While elimination of the fluorescence contribution from keratin was necessary to accurately assess metabolic activity, we also used the keratin localization as a means to discriminate between tissue types (p<0.05). In the normal tissues, we found that keratin, likely type 10 and 13 from terminally differentiated cells
[45],
[49], was restricted to the upper layers and consistently expressed throughout the depths of the HPV tissues. Indeed, keratin expression has been correlated with cervical cancer progression
[57]–
[62], with keratin 17 prominently expressed at various tissue depths of dysplastic tissue
[57],
[61]. Due to the high quantum yield of keratin
[20], it could serve as an additional diagnostic biomarker than can be much more easily extracted from analysis of intrinsic TPEF compared to conventional histological images, where identifying keratin amongst cells is not trivial
[57].
The biochemical, morphological and organizational information extracted from analysis of the intrinsic TPEF images is complementary and can be used in combination to ultimately develop highly sensitive and specific algorithms for the detection of pre-cancerous lesions. Using multivariate linear regression, we found that such a combination provided a better means to identify precancerous changes in tissue when analyzed simultaneously. We specifically evaluated and considered the Hurst range (p<0.05), redox ratio (p<0.05), keratin localization (p<0.05), and variance of the PSD (p<0.10). Addition of the keratin localization did not improve significantly the diagnostic potential over the combined use of the other three parameters in the small sample size of this study.
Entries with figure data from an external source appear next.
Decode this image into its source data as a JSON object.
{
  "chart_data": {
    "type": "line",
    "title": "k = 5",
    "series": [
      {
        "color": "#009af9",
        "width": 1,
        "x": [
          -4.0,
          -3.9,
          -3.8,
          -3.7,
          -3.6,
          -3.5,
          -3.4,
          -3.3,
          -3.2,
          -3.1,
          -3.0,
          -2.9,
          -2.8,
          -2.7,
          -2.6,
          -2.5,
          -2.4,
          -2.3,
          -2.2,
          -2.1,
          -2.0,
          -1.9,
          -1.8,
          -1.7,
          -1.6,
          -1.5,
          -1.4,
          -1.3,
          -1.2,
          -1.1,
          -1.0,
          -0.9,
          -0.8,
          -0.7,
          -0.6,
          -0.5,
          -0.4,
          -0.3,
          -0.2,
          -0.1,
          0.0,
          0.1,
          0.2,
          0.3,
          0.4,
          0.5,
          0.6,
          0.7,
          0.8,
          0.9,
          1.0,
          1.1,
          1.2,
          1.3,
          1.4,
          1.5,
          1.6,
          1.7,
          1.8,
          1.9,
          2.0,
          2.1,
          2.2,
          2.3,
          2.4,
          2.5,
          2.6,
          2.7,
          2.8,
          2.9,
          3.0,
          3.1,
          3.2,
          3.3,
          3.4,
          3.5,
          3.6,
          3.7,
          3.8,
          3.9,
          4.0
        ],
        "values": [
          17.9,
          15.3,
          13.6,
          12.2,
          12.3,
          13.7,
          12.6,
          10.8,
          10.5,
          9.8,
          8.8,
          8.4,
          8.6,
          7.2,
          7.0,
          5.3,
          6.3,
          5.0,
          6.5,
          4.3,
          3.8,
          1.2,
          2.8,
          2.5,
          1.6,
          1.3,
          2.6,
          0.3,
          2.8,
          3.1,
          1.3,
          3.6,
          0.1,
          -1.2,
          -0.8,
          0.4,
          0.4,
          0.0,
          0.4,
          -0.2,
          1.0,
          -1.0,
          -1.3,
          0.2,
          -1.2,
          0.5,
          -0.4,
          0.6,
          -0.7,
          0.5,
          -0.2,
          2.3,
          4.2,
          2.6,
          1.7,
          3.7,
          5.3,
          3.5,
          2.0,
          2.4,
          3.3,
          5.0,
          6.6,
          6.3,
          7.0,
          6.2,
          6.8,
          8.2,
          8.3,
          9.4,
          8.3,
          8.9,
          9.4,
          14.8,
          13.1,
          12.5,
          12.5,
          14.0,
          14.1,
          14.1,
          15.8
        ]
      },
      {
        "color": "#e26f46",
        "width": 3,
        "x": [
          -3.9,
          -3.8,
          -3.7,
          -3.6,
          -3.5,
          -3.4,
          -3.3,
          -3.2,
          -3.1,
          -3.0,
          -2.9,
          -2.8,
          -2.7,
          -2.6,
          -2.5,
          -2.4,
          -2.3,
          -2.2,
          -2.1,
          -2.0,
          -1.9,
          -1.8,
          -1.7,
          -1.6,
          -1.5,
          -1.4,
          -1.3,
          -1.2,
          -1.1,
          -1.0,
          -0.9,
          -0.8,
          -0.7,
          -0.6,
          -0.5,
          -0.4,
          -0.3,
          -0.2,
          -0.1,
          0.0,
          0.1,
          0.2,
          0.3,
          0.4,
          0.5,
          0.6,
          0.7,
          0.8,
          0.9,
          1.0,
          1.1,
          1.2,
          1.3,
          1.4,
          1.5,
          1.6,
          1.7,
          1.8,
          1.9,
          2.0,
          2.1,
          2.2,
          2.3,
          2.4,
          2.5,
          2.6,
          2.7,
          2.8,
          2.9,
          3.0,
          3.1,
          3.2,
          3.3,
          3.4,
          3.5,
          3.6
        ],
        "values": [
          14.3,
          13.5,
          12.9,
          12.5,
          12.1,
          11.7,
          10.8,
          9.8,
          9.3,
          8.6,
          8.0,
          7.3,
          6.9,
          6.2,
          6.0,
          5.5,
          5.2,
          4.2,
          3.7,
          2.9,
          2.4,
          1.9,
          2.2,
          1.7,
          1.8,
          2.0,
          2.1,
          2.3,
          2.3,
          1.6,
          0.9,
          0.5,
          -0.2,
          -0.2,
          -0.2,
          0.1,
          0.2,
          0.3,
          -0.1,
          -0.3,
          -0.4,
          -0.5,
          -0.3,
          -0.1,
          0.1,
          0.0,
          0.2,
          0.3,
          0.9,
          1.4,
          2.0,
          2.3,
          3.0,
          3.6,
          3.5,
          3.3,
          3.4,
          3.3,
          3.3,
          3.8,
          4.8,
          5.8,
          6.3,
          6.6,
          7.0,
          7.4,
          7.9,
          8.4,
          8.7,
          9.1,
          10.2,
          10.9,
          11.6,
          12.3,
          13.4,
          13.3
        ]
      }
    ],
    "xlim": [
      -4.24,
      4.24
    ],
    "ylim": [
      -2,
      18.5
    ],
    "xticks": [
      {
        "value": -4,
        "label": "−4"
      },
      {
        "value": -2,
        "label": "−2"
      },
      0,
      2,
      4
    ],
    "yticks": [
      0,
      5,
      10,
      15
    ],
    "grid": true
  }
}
It is important to note, however, that these studies are to be regarded as a proof of principle, where we harnessed organotypic tissue culture of a clonal HPV16 immortalized cell line that was previously established as a model system for HPV-associated high-grade premalignant anogenital tract lesions. To establish the true diagnostic potential of the parameters that we derived from this study, it will be important to validate these on human tissue samples, where a much more heterogeneous cell population will be expected. Most premalignant lesions contain areas with different levels of cellular abnormalities. Low-grade lesions, in particular, often retain at least some ability to undergo differentiation. Improvements in diagnostic accuracy using a combination of morphological and biochemical information extracted typically through the use of multiple optical modalities has been observed previously, consistent with our findings
[9],
[10],
[52],
[63],
[64]. A unique aspect of the approach presented in this study is that all the information is extracted from analysis of a single type of imaging with approaches that can be implemented in real time. In addition, the procedures include all cells in a given field and require no human input, unlike commonly used segmentation approaches. Since the methods are based on non-invasive measurements, the algorithms could be useful in a screening/diagnostic device that can assess appreciable tissue areas and detect the early microscopic changes associated with pre-cancer development relying on information that clinicians do not currently have access to.